Rejection emails are written by templates, but the specific phrasing leaks signal. Reading it carefully tells you whether the door is closed forever, closed for now, or actually open with a different framing.
"We've decided to move forward with other candidates whose experience more closely matches the role's requirements." Translation: they thought you were under-leveled for this specific role. Door is open at a more junior role or in 1-2 years.
"We were impressed with your background but ultimately decided not to proceed at this time." Translation: you were close, but they chose someone else. "At this time" is real. They'd talk again in 6-12 months.
"We don't have a role that matches your profile right now, but we'll keep your information for future opportunities." Translation: form rejection, possibly never read by a human. Don't read into it.

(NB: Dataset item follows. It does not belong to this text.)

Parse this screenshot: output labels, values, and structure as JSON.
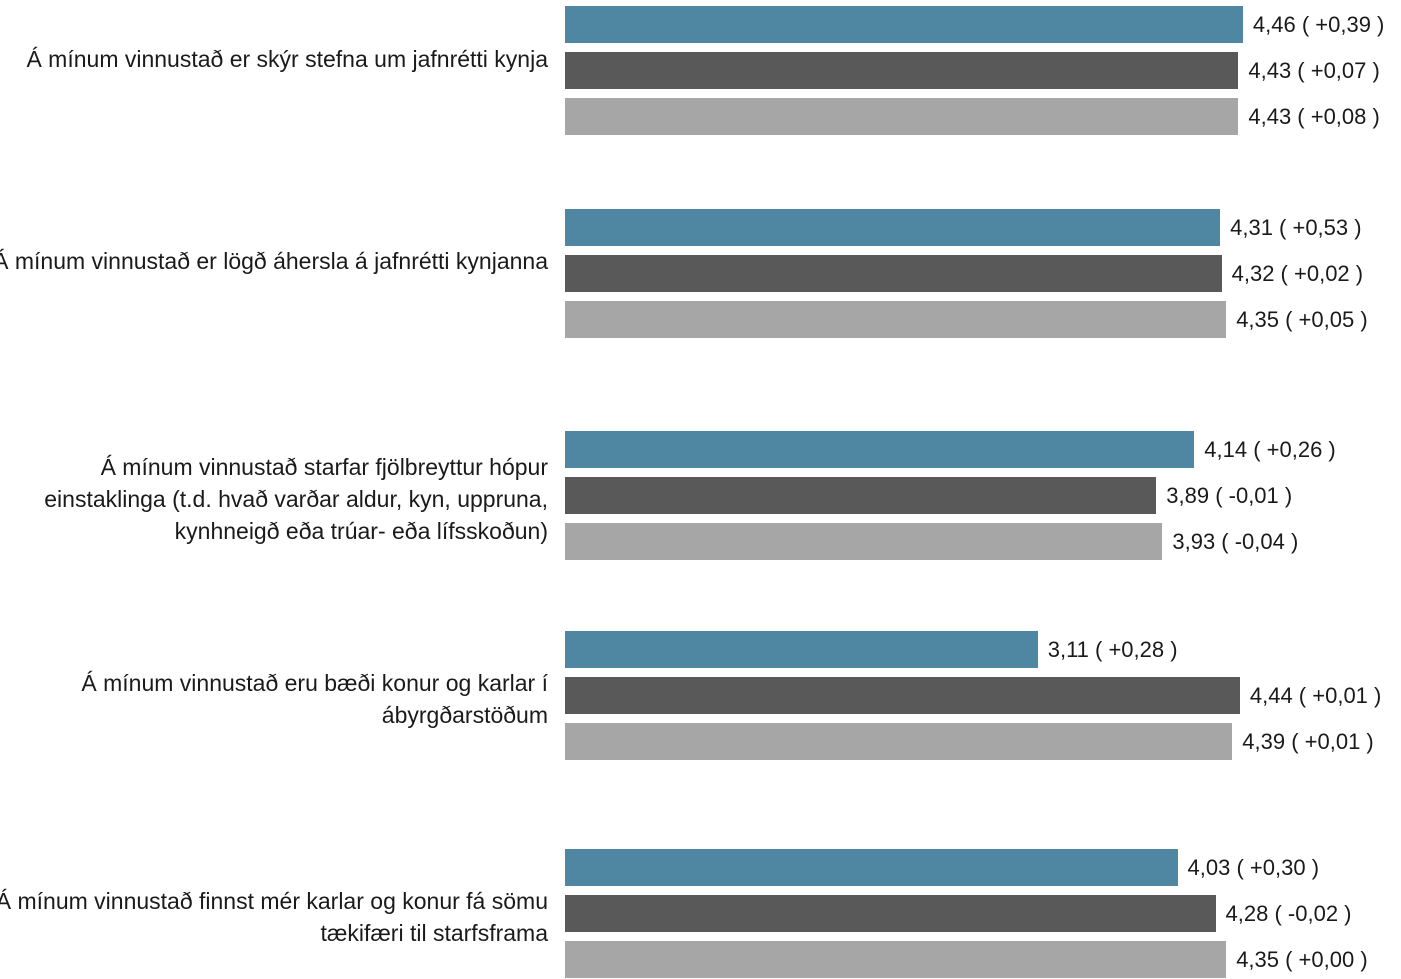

"Thank you for your interest. We're moving forward with other candidates." (1 sentence) Translation: you didn't make it past initial screening. Re-applying in <12 months is usually wasted effort.
"We'd love to stay in touch, please connect with [recruiter name] for future roles." Translation: you were a strong candidate they couldn't fit this time. Take the connection. They often DM you about other roles within 3-6 months.
No reply after onsite (>2 weeks): Translation: rejection. Send one polite follow-up; after that, mentally close the loop. The silence is the message.
The high-leverage move after any of the "you were close" rejections: ask for specific feedback. Most recruiters won't give it, but ~20% will, and that feedback is gold for your next interview cycle.